4. Understanding high resolution heat demand at different scales
The National Heat Map is a useful tool for planners and policy makers to understand annual heat loads in 1km2 areas and explore locally available low carbon heat sources. However as we move to a lower carbon future and make use of more renewable electricity, hourly heat demand and its variation within a day will become more important. This project will combine the best available datasets on heat demand with evidence on how demand scales with number of consumers and building types, to create a new layer for the National Heat Map showing peaks and profiles. This will facilitate follow up work on how to supply the dynamic demand.
5. Characterising building performance
UCL-Energy has considerable experience and expertise in investigating the energy performance of buildings. Primarily addressing thermal performance and ventilation, we apply physics and statistical methods to both develop methods of performance characterisation and to derive a greater appreciation of the performance of the built stock. We can support a range of different topics, and would generally expect to work with you to define a proposal that matches your and our interests.
6. Characterisation of the thermal performance of building components.

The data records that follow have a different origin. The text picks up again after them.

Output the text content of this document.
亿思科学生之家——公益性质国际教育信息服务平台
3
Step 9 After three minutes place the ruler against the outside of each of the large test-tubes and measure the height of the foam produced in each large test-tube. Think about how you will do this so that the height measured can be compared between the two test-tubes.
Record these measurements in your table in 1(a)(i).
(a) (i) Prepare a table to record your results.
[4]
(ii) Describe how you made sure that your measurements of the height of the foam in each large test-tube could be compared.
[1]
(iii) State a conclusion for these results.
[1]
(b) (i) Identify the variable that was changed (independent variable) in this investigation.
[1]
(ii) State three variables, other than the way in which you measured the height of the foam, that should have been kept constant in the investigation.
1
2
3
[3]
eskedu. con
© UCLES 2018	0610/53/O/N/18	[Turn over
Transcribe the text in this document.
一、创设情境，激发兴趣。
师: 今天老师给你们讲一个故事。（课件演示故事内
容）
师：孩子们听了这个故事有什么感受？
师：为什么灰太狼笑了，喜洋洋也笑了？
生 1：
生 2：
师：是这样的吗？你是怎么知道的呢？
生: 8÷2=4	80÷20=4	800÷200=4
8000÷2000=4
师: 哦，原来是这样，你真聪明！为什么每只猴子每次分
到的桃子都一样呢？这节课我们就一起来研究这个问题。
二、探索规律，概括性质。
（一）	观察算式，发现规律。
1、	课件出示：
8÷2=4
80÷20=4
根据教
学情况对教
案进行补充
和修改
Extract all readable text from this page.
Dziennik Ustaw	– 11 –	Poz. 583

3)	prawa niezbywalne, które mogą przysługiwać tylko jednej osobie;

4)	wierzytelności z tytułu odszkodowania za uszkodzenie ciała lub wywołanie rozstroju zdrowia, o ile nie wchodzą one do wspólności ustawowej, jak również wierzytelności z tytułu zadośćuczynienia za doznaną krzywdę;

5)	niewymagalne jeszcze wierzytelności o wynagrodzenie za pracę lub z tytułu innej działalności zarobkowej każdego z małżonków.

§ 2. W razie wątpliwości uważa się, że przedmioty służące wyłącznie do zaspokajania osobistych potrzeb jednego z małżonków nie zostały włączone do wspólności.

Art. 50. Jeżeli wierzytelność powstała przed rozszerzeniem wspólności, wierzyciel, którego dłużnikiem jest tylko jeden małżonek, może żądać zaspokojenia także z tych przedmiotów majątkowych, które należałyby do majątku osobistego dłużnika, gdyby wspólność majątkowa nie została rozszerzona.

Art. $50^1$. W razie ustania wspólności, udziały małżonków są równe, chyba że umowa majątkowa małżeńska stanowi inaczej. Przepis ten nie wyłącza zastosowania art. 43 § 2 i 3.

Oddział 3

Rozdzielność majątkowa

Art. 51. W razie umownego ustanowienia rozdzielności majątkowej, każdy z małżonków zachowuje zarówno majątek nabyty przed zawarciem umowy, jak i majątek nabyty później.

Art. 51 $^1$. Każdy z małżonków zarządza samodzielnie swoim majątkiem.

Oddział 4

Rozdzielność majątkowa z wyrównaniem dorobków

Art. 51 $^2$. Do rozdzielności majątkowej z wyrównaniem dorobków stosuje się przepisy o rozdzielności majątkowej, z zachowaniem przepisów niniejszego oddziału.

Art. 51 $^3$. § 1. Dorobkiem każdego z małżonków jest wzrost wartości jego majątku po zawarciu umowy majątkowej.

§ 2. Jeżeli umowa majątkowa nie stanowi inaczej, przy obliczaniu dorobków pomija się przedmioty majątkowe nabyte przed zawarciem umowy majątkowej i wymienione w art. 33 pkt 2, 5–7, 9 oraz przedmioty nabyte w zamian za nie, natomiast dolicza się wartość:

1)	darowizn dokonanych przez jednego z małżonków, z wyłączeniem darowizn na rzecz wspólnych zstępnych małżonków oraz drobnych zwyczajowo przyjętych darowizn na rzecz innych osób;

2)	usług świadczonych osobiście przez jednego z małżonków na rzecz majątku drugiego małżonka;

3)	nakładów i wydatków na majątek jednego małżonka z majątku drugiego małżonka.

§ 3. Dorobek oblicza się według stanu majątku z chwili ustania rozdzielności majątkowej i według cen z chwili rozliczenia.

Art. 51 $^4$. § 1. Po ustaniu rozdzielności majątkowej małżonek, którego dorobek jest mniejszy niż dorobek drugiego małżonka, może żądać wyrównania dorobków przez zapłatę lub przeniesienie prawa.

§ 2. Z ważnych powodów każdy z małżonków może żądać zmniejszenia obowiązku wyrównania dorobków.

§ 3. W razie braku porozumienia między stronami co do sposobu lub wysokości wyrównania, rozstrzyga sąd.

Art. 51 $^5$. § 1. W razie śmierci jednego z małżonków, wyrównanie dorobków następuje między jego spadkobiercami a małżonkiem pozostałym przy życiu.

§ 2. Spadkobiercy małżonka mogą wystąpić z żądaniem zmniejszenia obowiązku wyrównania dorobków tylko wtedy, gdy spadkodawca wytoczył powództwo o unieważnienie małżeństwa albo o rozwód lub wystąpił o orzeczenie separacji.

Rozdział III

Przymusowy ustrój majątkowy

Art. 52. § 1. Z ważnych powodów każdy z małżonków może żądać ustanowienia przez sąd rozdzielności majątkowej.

The performance of building components can be highly variable, complex and poorly understood. We typically measure the heat flux, temperatures and potential explanatory variables, such as solar radiation, to analyse the thermal performance of building components, deriving the U-value and effective thermal mass from a novel Bayesian inverse analysis method. By doing so we develop methods for the characterisation of the thermal performance of building components and investigate the performance gap, between expected and real energy performance. We have an active programme of research in this area and are interested in pursuing further work into the thermal performance of walls, roofs and floors.
7. Characterisation of the ventilation of dwellings.
The impact of poor ventilation on health is just beginning to be fully appreciated; initial research suggests that ventilation rates in UK homes is often below recommended levels. There is also an obvious need to balance ventilation and energy requirements for buildings. We are particularly interested in projects on ventilation at present, to complement our existing research on the air permeability of dwellings and on characterising the dynamic performance of ventilation – there is huge scope for projects in the area, investigating different ventilation systems, analysis methods and how systems perform over time.
8. Characterisation of the thermal performance of heating systems.
The efficiency of heating systems is not as simple as looking at a boiler rating – it changes according to how heat is used and how the system is set up. We study the thermal performance of systems, and are particularly interested in developing further diagnostic tests for system performance.